Потом Серёга похоронил мать, которая не перенесла смерти мужа. Только сильных духом людей беда закаляет, делает мужественными и спокойными, а мать у Сергея была человеком мягкой души, полная покорность судьбе жила в ней. Наверное, можно сосчитать людей, которые умирают от болячек, всяких недугов, от нелепой пули на войне. Но сколько гибнет от душевных травм, которое страшнее всяких болезней и недугов берут человека в жёсткие клещи, из которых только один путь – в могилу. Видимо, рассуждал Серёжка, так и произошло с его матерью.
…В конторе колхоза ярко багровели стёкла от вечерней зари, от усталого предзакатного солнца. На деревянном крылечке, переступая с ноги на ногу, стояли деревенские мужики – Илюха Минаев, Василий Андреевич Боровков, Сергей Яковлевич Зуев – «ударная колхозная сила», как любит называть их Бабкин. Мужики курили, сизые полоски дыма тянулись над крыльцом, о чём-то сосредоточенно спорили. Правленцев не было видно, значит, они уже заседали, а эти коротали время за цигаркой в ожидании вызова.
Эх, обмелела деревня на мужиков, проклятая война косой выкосила мужское население, разбросала, как в ветреную погоду кленовые листья. Ещё недавно в деревне было шестьдесят дворов, и в каждом – мужики молодые и старые, работники и умельцы. Были они разные: добрые и злые, застенчивые и говорливые, весёлые и угрюмые. Без разбора подобрала их война, уравняла и правых, и виноватых, разбросав по белу свету неприметные могилы, затянула травой!

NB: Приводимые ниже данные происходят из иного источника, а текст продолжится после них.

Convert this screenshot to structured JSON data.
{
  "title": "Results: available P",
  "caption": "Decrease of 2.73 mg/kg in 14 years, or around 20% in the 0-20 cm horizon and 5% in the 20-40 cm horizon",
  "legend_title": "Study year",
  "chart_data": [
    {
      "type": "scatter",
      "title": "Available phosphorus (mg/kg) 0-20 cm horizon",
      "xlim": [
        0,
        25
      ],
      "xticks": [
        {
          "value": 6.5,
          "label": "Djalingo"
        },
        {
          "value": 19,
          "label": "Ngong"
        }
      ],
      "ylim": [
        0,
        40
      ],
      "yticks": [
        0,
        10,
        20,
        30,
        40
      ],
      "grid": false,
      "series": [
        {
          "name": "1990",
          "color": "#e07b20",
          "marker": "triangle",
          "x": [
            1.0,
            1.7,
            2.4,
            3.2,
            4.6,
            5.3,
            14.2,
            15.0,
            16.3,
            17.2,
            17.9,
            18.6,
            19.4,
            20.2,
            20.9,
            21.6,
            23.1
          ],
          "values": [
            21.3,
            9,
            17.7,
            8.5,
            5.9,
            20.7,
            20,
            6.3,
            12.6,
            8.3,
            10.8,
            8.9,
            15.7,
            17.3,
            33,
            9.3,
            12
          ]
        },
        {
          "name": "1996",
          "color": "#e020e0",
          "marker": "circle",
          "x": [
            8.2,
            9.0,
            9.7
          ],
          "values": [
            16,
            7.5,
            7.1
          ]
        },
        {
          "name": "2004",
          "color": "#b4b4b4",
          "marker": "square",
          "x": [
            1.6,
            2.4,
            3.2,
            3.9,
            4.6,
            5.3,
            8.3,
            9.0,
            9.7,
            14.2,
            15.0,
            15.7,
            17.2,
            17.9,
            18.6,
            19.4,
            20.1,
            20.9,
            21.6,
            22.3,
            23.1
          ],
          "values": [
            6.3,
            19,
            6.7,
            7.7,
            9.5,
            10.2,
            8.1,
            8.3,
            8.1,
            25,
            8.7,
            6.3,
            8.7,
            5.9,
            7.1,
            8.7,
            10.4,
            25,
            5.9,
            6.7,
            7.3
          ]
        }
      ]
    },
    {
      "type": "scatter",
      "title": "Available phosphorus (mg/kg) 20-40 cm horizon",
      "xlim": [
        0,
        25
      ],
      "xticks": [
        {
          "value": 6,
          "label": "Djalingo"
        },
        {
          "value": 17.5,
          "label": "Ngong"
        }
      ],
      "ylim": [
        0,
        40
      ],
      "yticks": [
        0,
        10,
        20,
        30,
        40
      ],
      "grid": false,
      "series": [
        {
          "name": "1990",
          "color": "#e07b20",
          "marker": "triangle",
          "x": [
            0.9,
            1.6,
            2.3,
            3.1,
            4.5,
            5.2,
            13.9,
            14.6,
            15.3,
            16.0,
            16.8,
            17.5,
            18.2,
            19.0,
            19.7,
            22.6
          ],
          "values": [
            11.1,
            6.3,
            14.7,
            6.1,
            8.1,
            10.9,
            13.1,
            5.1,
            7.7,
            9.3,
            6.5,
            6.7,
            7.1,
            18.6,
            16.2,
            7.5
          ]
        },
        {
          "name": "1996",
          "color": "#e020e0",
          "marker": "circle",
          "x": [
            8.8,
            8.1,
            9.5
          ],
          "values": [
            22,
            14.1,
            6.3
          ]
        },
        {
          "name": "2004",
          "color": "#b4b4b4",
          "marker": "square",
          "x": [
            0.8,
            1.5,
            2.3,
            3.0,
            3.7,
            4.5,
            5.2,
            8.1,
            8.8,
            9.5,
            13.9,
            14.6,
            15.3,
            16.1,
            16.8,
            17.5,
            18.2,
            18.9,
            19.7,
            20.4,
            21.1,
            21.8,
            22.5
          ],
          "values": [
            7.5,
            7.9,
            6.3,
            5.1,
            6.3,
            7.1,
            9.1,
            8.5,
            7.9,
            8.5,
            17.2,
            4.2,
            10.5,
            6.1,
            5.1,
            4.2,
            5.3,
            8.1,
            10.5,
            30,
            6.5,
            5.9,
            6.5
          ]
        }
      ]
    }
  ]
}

Колхоз до войны славился, недаром имел громкое название «Борец за социализм». Уж кому пришло в голову это название, трудно сказать, а теперь в обезлюдевшей деревне звучало оно, как издёвка над здравым смыслом.
– Не вызывают? – спросил Андрей у Василия Андреевича – самого старшего по возрасту мужика с рыжими, взлохмаченными волосами.
Василий Андреевич кисло улыбнулся, подмигнул:
– Не торопись, ещё своё получишь.
– Было бы за что? – усмехнулся Андрей.
– Ты знаешь, – Боровков хитро прищурился, – случай был у нас в деревне. Касьян Прохоров возвращается домой пьяненький, а баба на пороге ждёт. И не успела слово сказать – Касьян её хрясь по салазкам. «За что?» – спрашивает. Касьян отвечает: «Знал бы за что – убил бы».
Мужики блаженно заулыбались, но Андрей не поддержал этого благодушного настроения, стоял сосредоточенный, сдвинув свои смолистые брови к переносью. Нет, не мог он расплываться сейчас в улыбке, и даже не вызов в правление тому причина. Он хорошо знал биографию Боровкова и не мог спокойно говорить с этим человеком. Нет, напрасно тот сейчас под этакого простачка, добродушного рубаху-парня работает.
Знал Андрей ещё на фронте – ему в подробностях об этом написала мать – как дезертировал Боровков с фронта в сорок втором. Тогда его часть стояла под Воронежем, он и дал дёру. От Воронежа до Парамзина добрая сотня километров наберётся, и Боровков добрался домой на третьи сутки, как ночной вор пробрался в дом и девять месяцев скрывался под печкой.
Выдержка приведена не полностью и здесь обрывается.